Я свешиваю ноги с кровати, не обращая внимания на волну головокружения, которая накрывает меня. — Умная не значит неприкасаемая. — Мой голос холоден, пронизан яростью, которую я едва могу сдержать. — Я найду ее.
Роман кладет руку мне на плечо, чтобы успокоить. — Сначала тебе нужно поправиться. Она не стоит того, чтобы из-за нее умирать.
Мой взгляд заставляет его замолчать. — Она сделала это личным. Она думала, что сможет унизить меня и уйти. — Мои кулаки сжимаются, ногти впиваются в ладони. — Она ошибается.
Роман колеблется, потом кивает. — Какой план?
План? Прямо сейчас все, о чем я могу думать, это вкус предательства, воспоминание о ее мягкой улыбке, когда она давала мне мой любимый завтрак. Каждая деталь заостряет лезвие моего гнева. Женщина, которую я впустил в свою жизнь, в свою постель, пыталась убить меня.
Я не позволю ей уйти от ответственности.
— Мне все равно, сколько времени это займет, — говорю я сквозь стиснутые зубы. — Я буду преследовать ее до края света, если придется. Она пожалеет о том дне, когда перешла мне дорогу.
Роман не спорит, его выражение лица становится жестче. Он знает меня достаточно хорошо, чтобы понимать, что в этом нет смысла. Если я что-то решил, пути назад нет.
Мысль о Кьяре — ее золотистые волосы, огонь в ее глазах, то, как она целовала меня, словно ненавидела меня и нуждалась во мне одновременно — горит в моем сознании. Гнев и ненависть бурлят в моей груди, выливаясь во что-то более темное. Она играла мной, использовала меня, а теперь она убегает.
Она думает, что она в безопасности.
Она думает, что победила.
Уголок моего рта кривится в мрачной улыбке, которая не касается моих глаз. — Пусть она бежит, — бормочу я. — То, что я ее поймаю, будет только слаще.
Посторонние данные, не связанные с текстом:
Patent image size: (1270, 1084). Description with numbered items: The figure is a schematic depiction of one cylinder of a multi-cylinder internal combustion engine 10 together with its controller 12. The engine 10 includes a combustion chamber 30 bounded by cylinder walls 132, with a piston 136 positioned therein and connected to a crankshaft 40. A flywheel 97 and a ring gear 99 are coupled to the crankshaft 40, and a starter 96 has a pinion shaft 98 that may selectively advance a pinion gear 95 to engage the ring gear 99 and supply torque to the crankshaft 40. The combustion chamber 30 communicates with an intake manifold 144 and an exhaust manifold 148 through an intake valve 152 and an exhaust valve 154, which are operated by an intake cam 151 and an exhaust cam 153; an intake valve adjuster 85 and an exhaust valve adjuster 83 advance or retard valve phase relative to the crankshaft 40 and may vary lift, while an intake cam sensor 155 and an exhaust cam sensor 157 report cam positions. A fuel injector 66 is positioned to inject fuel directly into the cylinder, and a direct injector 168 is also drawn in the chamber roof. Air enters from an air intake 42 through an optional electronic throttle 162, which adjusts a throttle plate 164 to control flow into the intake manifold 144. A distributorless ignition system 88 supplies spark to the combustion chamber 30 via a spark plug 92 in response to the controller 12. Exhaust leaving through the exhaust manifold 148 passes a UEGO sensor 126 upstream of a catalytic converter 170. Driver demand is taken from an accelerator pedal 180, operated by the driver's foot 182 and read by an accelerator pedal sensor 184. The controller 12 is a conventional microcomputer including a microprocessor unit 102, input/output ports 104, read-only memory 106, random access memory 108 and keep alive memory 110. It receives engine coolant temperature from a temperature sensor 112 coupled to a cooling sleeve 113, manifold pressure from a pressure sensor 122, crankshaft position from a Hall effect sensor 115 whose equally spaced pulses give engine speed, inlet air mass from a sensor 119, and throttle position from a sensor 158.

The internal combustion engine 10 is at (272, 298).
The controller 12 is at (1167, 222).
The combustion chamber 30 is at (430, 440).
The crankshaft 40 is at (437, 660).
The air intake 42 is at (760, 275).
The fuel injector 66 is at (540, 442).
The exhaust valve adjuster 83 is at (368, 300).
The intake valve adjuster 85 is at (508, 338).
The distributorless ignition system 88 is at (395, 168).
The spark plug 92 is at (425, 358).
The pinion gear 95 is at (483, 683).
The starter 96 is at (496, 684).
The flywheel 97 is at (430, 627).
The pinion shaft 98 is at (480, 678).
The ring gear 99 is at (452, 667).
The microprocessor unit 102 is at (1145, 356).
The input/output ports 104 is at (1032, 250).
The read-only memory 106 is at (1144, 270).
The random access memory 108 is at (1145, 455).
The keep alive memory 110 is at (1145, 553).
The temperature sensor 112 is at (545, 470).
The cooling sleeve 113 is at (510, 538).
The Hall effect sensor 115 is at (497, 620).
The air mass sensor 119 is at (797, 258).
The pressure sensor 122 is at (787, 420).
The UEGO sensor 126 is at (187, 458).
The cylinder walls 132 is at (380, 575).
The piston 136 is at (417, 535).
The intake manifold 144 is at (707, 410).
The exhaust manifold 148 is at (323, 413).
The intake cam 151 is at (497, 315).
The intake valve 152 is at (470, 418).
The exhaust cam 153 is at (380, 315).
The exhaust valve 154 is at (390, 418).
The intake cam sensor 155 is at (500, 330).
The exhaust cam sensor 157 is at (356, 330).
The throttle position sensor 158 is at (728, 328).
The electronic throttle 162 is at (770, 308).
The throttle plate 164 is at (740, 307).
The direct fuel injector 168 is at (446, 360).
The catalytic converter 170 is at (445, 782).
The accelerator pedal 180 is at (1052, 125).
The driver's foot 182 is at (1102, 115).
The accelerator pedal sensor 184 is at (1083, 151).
Врач возвращается, наклоняется надо мной с отработанной эффективностью, поправляет капельницу на моей руке и проверяет мониторы, которые пищат ровно возле больничной койки. Выражение его лица спокойное, отстраненное — он привык лечить таких людей, как я. Людей, у которых есть отдельные палаты в эксклюзивных больницах, защищенных от посторонних глаз. Я ненавижу это.